Yuval Harari: crise global de confiança (Marc Tawil/Divulgação)
Estrategista de Comunicação
Publicado em 6 de novembro de 2025 às 16h42.
O pensador israelense Yuval Harari, best-seller com 1,2 milhão de vendas no Brasil, voltou ao palco do HSM+, evento da HSM, agora presidida por Glaucia Guarcello, em São Paulo.
E, logo na sua fala de abertura, foi incisivo: “A confiança é a base de todas as conquistas humanas”.
“Em uma disputa individual, um humano provavelmente perderia para um chimpanzé, mas, em grupo, dez mil humanos derrotam dez mil chimpanzés. É a confiança, e a capacidade de cooperar em larga escala, que nos permitiu dominar o planeta.”
A boa notícia, porém, acaba aqui. Harari recorda que vivemos um déficit global de confiança: governos, empresas, universidades, a imprensa e outras instituições que nasceram para conectar pessoas, enfrentam profundo descrédito.
E o paradoxo é cruel: nunca tivemos tanta tecnologia de comunicação e nunca igualmente confiamos tão pouco uns nos outros.
“A confiança não desapareceu.

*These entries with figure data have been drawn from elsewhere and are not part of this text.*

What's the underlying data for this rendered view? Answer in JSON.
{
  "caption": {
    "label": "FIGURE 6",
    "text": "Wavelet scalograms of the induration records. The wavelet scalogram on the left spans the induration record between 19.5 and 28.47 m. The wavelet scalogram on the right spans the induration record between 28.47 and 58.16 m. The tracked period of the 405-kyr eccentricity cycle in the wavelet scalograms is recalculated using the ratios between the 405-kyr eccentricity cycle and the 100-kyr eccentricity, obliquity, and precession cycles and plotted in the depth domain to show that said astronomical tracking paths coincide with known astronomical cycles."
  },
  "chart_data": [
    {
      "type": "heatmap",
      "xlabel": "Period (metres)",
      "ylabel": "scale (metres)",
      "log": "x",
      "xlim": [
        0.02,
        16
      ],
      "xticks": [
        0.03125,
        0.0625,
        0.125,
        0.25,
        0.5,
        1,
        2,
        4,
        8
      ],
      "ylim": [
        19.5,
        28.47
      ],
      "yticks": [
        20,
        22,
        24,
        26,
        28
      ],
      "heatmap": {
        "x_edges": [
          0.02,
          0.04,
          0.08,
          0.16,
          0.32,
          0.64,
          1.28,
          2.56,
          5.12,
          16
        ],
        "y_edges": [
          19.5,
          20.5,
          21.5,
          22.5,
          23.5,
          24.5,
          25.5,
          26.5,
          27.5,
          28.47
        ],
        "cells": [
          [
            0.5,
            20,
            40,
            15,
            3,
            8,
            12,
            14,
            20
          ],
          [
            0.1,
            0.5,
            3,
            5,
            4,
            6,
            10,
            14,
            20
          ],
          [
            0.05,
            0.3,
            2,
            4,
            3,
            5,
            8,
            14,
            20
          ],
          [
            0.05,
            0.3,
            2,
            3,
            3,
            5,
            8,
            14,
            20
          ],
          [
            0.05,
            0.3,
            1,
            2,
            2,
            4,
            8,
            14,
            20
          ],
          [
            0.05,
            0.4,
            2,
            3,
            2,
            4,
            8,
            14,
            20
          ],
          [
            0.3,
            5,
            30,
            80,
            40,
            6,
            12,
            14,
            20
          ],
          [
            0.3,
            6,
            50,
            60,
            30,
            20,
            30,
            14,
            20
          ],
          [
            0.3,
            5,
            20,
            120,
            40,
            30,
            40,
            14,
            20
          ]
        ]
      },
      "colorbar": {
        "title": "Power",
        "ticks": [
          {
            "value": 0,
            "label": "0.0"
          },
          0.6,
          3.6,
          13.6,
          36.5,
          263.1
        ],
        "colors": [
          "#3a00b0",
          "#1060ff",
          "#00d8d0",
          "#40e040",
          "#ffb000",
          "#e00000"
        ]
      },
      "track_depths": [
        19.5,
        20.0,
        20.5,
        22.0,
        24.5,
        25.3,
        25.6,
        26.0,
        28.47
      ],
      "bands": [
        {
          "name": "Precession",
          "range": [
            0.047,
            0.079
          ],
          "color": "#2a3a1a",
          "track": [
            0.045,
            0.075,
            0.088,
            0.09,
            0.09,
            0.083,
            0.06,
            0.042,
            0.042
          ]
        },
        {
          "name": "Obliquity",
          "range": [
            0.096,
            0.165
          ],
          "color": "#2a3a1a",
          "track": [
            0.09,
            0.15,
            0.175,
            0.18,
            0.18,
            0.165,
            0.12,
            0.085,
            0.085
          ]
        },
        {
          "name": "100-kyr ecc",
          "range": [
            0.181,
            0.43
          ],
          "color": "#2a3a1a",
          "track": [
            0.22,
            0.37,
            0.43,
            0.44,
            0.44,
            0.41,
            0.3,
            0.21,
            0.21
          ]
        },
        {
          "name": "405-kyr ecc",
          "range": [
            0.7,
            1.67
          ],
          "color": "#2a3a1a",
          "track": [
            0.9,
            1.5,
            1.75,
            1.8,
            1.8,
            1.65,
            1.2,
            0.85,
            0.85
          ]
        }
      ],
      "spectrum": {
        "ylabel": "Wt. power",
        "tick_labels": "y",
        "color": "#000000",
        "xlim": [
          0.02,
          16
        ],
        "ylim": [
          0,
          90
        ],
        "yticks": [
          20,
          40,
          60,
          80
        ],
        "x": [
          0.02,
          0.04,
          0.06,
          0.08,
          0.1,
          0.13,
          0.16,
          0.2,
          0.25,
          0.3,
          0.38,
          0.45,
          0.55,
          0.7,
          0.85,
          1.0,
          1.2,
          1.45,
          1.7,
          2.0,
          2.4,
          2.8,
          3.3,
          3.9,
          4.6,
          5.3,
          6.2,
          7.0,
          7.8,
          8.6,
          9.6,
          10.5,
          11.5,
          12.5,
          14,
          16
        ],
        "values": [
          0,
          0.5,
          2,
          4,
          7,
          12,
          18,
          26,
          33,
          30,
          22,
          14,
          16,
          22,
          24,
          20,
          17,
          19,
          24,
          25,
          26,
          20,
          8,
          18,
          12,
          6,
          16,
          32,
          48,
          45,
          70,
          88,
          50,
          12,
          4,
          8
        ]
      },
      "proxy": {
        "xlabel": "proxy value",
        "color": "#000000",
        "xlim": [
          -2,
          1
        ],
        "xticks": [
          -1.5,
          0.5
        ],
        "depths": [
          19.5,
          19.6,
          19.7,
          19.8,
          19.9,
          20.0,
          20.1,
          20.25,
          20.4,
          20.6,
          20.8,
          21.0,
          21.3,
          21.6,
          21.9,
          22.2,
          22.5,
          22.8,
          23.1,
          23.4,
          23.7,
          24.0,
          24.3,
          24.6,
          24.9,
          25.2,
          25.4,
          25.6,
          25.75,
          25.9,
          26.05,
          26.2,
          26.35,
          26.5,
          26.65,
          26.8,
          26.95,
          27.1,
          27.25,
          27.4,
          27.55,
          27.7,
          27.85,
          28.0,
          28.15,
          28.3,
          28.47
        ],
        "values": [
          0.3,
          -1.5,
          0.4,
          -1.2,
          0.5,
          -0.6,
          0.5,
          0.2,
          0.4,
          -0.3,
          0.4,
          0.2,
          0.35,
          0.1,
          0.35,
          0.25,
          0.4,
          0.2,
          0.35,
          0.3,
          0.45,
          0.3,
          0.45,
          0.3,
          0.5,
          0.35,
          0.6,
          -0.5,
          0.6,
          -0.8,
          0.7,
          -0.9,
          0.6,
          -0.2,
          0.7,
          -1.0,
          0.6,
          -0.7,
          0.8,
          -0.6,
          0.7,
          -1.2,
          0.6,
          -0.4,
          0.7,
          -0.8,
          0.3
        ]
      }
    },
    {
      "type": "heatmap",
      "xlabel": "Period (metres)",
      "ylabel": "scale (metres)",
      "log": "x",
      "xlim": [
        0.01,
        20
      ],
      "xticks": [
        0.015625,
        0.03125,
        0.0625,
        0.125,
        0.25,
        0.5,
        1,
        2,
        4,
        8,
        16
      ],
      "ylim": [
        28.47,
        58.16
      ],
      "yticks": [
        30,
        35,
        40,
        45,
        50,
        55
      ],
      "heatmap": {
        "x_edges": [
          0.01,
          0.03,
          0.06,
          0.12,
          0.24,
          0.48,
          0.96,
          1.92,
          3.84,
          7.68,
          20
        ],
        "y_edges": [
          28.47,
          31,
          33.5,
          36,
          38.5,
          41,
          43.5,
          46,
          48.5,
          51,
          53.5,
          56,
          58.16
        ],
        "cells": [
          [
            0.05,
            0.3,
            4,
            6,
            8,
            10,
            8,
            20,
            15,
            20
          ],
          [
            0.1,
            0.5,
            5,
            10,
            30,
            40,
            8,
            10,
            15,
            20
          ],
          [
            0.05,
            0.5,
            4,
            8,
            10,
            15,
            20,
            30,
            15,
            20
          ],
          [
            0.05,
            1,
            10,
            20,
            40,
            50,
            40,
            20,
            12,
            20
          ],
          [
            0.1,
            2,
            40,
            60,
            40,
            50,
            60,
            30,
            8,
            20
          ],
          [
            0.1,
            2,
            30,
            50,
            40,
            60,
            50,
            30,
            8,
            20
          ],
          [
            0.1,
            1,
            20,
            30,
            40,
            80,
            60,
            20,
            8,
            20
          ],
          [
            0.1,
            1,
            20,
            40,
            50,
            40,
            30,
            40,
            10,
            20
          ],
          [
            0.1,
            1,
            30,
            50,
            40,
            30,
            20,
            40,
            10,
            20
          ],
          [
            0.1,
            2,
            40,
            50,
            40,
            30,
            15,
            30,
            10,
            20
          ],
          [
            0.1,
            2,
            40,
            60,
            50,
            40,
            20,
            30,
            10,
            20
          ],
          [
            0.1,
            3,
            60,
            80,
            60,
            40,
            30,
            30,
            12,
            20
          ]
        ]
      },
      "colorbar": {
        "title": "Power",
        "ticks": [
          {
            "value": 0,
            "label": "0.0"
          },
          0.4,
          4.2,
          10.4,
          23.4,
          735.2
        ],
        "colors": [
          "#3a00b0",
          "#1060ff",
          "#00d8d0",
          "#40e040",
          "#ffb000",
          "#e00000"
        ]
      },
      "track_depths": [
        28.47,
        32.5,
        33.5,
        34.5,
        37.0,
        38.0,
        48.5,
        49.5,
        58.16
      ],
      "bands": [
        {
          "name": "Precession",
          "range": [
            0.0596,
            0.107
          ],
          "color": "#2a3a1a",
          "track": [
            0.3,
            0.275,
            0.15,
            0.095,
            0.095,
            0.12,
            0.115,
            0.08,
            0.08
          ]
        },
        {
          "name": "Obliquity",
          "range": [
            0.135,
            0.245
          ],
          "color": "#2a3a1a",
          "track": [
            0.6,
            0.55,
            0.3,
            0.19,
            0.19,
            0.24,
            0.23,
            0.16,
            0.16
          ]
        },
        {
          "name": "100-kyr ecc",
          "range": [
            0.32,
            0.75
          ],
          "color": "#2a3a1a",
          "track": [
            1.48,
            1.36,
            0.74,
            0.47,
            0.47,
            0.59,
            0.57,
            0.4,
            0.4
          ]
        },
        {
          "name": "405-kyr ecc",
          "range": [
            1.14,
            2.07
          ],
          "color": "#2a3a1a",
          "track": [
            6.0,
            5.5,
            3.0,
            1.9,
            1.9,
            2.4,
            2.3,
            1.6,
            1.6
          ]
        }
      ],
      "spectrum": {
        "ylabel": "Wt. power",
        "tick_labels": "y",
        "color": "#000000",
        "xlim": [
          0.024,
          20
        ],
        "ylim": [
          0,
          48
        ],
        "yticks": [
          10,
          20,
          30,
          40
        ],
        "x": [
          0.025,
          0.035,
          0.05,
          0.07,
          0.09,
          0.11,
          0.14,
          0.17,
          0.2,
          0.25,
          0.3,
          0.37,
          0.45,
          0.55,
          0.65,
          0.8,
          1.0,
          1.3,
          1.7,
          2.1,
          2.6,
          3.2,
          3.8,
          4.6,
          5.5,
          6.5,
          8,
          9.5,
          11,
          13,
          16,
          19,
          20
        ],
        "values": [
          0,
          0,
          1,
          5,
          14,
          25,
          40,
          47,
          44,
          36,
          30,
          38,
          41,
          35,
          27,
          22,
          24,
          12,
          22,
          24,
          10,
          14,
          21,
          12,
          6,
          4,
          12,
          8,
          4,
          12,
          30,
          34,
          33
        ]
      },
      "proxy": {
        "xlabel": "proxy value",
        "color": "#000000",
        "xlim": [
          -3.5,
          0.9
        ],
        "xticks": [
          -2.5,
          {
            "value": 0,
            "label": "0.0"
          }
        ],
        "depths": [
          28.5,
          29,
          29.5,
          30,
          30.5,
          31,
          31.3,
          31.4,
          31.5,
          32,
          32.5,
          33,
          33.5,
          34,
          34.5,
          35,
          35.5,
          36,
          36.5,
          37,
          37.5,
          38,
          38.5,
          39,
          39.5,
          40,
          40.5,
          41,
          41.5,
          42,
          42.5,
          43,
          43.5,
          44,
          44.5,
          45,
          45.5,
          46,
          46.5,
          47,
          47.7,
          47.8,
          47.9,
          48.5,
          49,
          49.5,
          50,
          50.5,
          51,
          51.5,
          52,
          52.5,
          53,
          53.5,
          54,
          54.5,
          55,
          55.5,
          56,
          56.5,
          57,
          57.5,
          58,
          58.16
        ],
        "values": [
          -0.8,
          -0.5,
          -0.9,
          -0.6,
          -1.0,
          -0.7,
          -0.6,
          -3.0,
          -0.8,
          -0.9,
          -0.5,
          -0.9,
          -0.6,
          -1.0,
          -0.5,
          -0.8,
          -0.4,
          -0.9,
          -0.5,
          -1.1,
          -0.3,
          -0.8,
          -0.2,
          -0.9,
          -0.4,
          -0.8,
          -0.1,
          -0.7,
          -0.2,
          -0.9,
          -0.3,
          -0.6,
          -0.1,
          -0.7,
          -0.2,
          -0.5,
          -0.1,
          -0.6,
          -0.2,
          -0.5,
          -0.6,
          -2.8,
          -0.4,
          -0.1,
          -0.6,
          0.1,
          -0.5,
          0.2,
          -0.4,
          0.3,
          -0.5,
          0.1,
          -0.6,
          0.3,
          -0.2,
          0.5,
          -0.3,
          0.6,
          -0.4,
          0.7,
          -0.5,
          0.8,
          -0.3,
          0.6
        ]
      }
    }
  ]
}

Apenas se mudou dos humanos para os algoritmos.”
Aqui começa minha leitura — não literal, mas simbólica — sobre o que as ideias de Harari dessa manhã representam para quem comunica, lidera ou constrói marcas.
O que o historiador descreve para a sociedade se aplica diretamente ao novo marketing: algoritmos já decidem o que vemos, sentimos, acreditamos e consumimos.
São os novos editores e juízes da conversa pública.
Mais: eles descobriram que o ódio engaja mais do que a empatia. “Duas horas de raiva valem mais do que vinte minutos de compaixão”, provocou o autor de Sapiens, Nexus, Homo Deus e 21 Lições para o Século 21.
Trata-se do mesmo princípio que move parte da comunicação contemporânea: “exagero” como modelo de negócio.
Nesse cenário, o marketing se torna refém da lógica algorítmica, buscando atenção a qualquer custo, enquanto o público busca sentido.
A consequência é evidente: se a confiança é o que nos diferencia dos outros animais, a falta dela é o que nos aproxima das máquinas.
Harari não falou de branding. O que ele descreve, entretanto, como o deslocamento da confiança e o esgotamento emocional do nosso tempo, vira um espelho perfeito para as marcas.
Quando uma empresa promete demais e entrega de menos, quando a mensagem não reflete a conduta, o vínculo se rompe. E vínculo é tudo o que uma marca tem com seu público.
O novo desafio, portanto, é devolver humanidade às relações, diz o escritor. Não por estética. Por sobrevivência.
As marcas que prosperarão na próxima década serão aquelas que souberem equilibrar clareza, empatia e coerência.
Nesse mundo hiperconectado e movido por dados, a vantagem competitiva passa a ser o que não se pode automatizar: o julgamento ético, o olhar atento, o cuidado genuíno.
Para Yuval Harari, nós, humanos, vencemos porque aprendemos a cooperar com estranhos.
Por isso, entendo que marcas que cooperarem com seus públicos, em vez de apenas vender a eles, repetirão essa lógica ancestral — entenderão que confiança é reciprocidade.
O tempo como nova moeda
Na parte final de sua fala, Harari trouxe outro conceito poderoso: o tempo como medida real de riqueza.
“Se você não tem tempo, é pobre. Não importa quanto dinheiro tenha.”
O escritor falava sobre líderes exaustos e sociedades sem pausa.
Acredito que o raciocínio vale também para consumidores e organizações: marcas que disputam atenção o tempo todo acabam empobrecendo o próprio ecossistema.
A comunicação do agora precisa devolver às pessoas aquilo que lhes foi tomado: tempo de qualidade, foco e serenidade.
Não existe futuro sustentável para negócios que vivem de distração.
Quando Harari diz que “reconstruir a confiança entre humanos é o papel mais importante dos líderes”, ele está falando de política, ética e civilização.
O raciocínio, contudo, vale também para quem lidera empresas e constrói reputações.
Confiança é o novo capital das sociedades e das marcas.
As máquinas já falam. Nós, humanos, precisamos voltar a nos escutar.
O humanismo, tratado por anos como valor abstrato, veja a fina ironia, volta a ser a estratégia mais concreta de todas.